What is web crawling?

Web crawling, or scraping, is the process of extracting data from web pages using a software called a crawler.

Why can only 10% of desired data be collected during web scraping?

Hasty development and lack of proper planning can lead to incomplete data collection, resulting in only about 10% of the desired data being gathered.

Is Python the best language for web scraping?

While Python is popular for web scraping due to its use in data analysis, it's not the only option; other languages like Ruby can also be effective.

What are common issues faced during web scraping?

Common issues include IP blocking, requiring logins, encountering CAPTCHAs, and being redirected to incorrect pages.

How can IP blocking be avoided when scraping?

To avoid IP blocking, use multiple IPs or servers, such as AWS EC2 instances, and implement AutoScaling technology to manage server load.

Precautions for web scraping and how to utilize cloud servers

1. Three things to be careful when everyone tries crawling

Recently, crawling is essential in software education courses at academies or online education sites.

Crawling, which is a technology that must be included in big data analysis courses, may not collect even 10% of the desired data if developed hastily. Even after investing a lot of time in development, there is a possibility of facing losses due to discovering problems later.

Let's first learn about crawling and why it is claimed that only 10% of the data can be collected, and then explore how to solve that problem.

notion image

Crawling education advertisement

What is Crawling?

Crawling or scraping is the act of bringing a web page as it is and extracting data from it. The software that crawls is called a crawler.

Now let's look at what to be careful about when developing a crawler.

1) Is Python the best choice?

Python is mainly used in data analysis, so most textbooks and educational programs use Python to create crawlers. However, it is not necessary to use Python. Our company, Hashscraper, is developing using Ruby.

Choosing Python, a widely used language, is a good choice if the goal is achieved. In an era where "know where" is more important than know-how, choosing a language that makes it easy to solve problems through search is a smart choice. (But still, I chose Ruby for its simplicity and convenience)

2) IP Blocking

When you diligently type and understand while creating a crawler after reading a book, it works well at first. However, when collecting data from large-scale sites, you may encounter situations like the following:

Access is blocked
Login is required
CAPTCHA appears
Redirected to the wrong page

Since the web server knows your IP, if you request web pages at short intervals, your IP may be blocked for a certain period.

How can you solve IP blocking? You need more IPs. It's a simple but realistically difficult method.

Therefore, Hashscraper has been collecting data using multiple AWS EC2 instances for about 3 years. Additionally, depending on the amount of data to be collected, AutoScaling technology is applied to automatically increase or decrease the number of servers.
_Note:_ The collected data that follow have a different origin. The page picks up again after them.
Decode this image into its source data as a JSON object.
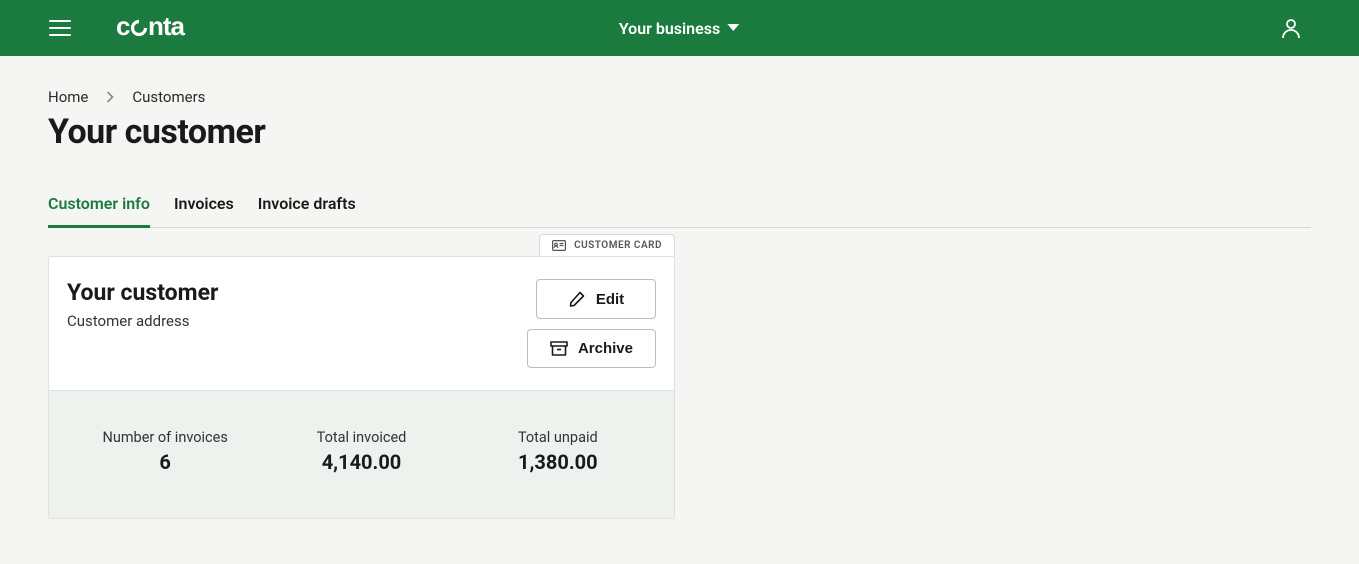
{
  "header": {
    "business_label": "Your business"
  },
  "breadcrumb": {
    "home": "Home",
    "customers": "Customers"
  },
  "page_title": "Your customer",
  "tabs": [
    {
      "label": "Customer info",
      "active": true
    },
    {
      "label": "Invoices",
      "active": false
    },
    {
      "label": "Invoice drafts",
      "active": false
    }
  ],
  "customer_card": {
    "tab_label": "CUSTOMER CARD",
    "name": "Your customer",
    "address": "Customer address",
    "edit_label": "Edit",
    "archive_label": "Archive",
    "stats": {
      "invoices_label": "Number of invoices",
      "invoices_value": "6",
      "invoiced_label": "Total invoiced",
      "invoiced_value": "4,140.00",
      "unpaid_label": "Total unpaid",
      "unpaid_value": "1,380.00"
    }
  }
}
Servers that repeat continuous failures shut down on their own, create new instances, and use newly assigned IPs.

3) IP Distribution

There are quite a few places that use EC2 like Hashscraper to crawl, and some specific servers have blocked the entire EC2 IP range. Therefore, they secure "clean" IPs through domestic hosting companies and utilize Proxy IP servers when necessary.

2. Conclusion

For tasks or data collection for reports, creating a basic crawler is sufficient.

However, if you want to utilize it for work (marketing, trend analysis, basic platform data, influencer search, etc.), we recommend establishing a proper crawling system.